The purpose of these studies was to determine the role of estrogen (E) and N/OFQ on the stress-induced increase in circulating prolactin (PRL) levels and on the activation of the hypothalamic-pituitary-adrenal (HPA) axis. Additionally, the effect of experimental conditions, including serial sampling, handling and surgery on the activation of the HPA axis was investigated.
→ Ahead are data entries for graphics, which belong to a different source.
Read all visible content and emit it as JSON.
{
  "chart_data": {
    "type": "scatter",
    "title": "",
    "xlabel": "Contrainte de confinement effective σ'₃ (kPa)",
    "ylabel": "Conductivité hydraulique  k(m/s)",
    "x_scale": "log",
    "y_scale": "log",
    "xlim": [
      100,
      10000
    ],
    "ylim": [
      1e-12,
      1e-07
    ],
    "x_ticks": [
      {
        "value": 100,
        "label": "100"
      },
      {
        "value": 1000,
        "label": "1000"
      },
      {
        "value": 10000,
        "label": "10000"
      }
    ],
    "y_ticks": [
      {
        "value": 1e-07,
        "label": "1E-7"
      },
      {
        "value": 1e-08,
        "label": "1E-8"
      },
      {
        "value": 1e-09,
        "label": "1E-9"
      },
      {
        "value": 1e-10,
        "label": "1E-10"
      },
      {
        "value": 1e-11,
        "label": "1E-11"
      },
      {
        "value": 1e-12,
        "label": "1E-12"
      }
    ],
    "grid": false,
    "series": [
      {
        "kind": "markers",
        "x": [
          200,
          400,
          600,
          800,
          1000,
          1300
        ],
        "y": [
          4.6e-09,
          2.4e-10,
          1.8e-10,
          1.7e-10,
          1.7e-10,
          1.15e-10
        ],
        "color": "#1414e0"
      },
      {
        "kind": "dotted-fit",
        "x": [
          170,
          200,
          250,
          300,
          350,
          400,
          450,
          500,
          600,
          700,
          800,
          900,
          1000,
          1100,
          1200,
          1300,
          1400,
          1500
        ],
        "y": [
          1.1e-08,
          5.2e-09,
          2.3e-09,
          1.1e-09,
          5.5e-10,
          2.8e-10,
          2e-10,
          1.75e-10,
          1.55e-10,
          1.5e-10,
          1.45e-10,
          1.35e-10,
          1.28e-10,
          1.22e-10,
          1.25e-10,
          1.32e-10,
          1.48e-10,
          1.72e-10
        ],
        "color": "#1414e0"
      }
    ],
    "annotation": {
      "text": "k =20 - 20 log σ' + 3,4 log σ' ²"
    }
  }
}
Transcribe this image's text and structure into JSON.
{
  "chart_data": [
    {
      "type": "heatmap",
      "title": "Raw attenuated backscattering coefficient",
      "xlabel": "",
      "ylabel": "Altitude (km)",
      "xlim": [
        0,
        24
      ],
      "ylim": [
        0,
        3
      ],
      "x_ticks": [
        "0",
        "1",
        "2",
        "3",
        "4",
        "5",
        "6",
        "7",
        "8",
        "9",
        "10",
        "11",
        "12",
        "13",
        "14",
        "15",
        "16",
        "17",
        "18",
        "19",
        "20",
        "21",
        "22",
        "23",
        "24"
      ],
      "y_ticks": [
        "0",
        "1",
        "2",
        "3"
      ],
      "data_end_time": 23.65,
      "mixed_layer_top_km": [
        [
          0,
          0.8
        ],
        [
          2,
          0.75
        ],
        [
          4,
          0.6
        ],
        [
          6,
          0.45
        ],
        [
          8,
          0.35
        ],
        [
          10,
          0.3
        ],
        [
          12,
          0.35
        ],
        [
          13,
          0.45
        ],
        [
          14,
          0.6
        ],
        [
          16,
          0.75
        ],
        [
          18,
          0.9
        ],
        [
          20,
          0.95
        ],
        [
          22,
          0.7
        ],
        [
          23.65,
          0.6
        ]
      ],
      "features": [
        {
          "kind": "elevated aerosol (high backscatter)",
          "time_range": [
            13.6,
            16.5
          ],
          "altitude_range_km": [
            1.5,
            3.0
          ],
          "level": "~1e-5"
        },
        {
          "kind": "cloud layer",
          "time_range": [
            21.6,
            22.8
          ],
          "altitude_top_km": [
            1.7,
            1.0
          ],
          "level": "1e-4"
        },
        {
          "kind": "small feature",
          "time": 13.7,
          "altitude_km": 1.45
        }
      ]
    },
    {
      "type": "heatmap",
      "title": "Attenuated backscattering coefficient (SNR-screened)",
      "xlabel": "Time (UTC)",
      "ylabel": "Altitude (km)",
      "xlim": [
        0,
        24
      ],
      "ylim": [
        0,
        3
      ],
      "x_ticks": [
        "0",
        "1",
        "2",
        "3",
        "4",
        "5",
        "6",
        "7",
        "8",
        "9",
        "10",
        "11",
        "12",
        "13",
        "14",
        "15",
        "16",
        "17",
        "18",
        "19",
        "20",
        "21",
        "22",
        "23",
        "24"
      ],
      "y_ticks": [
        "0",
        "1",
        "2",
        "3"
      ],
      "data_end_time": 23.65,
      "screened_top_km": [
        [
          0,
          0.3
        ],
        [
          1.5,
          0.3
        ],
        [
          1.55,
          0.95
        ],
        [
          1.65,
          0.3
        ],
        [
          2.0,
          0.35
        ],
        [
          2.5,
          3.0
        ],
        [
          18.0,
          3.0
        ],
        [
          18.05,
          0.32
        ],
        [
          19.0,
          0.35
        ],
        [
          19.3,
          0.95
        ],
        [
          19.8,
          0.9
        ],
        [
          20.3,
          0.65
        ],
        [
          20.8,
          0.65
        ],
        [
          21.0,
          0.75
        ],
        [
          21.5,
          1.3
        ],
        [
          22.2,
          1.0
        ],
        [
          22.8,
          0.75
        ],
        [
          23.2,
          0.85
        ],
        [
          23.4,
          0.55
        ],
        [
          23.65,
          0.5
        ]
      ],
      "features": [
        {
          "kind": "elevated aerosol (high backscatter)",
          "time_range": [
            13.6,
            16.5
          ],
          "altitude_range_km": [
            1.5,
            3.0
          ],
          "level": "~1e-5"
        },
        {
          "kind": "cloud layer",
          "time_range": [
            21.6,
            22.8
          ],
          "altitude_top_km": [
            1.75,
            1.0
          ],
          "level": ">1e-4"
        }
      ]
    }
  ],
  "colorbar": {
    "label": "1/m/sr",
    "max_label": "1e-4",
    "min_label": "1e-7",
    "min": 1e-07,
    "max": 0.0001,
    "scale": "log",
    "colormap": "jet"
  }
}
In both males and females, pretreatment with the N/OFQ receptor antagonist Comp B had no effect on HPA axis activation as determined by the corticosterone (CORT) response, but attenuated the PRL increase following stress. These results indicate that N/OFQ is involved in mediating the stress-induced PRL response, but not HPA activation. There was a gender difference in the PRL response, with the increase being significantly greater in females than in males. This gender difference was due, at least in part, to Estrogen since the PRL increase in ovariectomized (OVX) female rats that had estrogen replacement had a significantly greater response to stress than placebo treated animals. Furthermore, stress produced a significant increase in PRL-R expression in the choroid plexus of intact females, but not males, and this was blocked by pretreatment with Comp B. Although Comp B administration had no effect on basal, circulating PRL levels, it caused a 30% reduction in the PRL-R expression levels in the choroid plexus in intact females, suggesting N/OFQ may be involved in mediating PRL-R expression under resting conditions in females only. Additionally, PRL-R expression was significantly greater in Ovx+E treated females than in placebo treated controls.
Finally, these findings demonstrate that when designing experiments to investigate the effects of stress, experimental conditions alone may activate the highly sensitive HPA axis. Therefore, it is important to determine the effects of experimental conditions, e.g. surgical interventions, injection and sampling methods to distinguish between the effects of the specific stress and experimental conditions.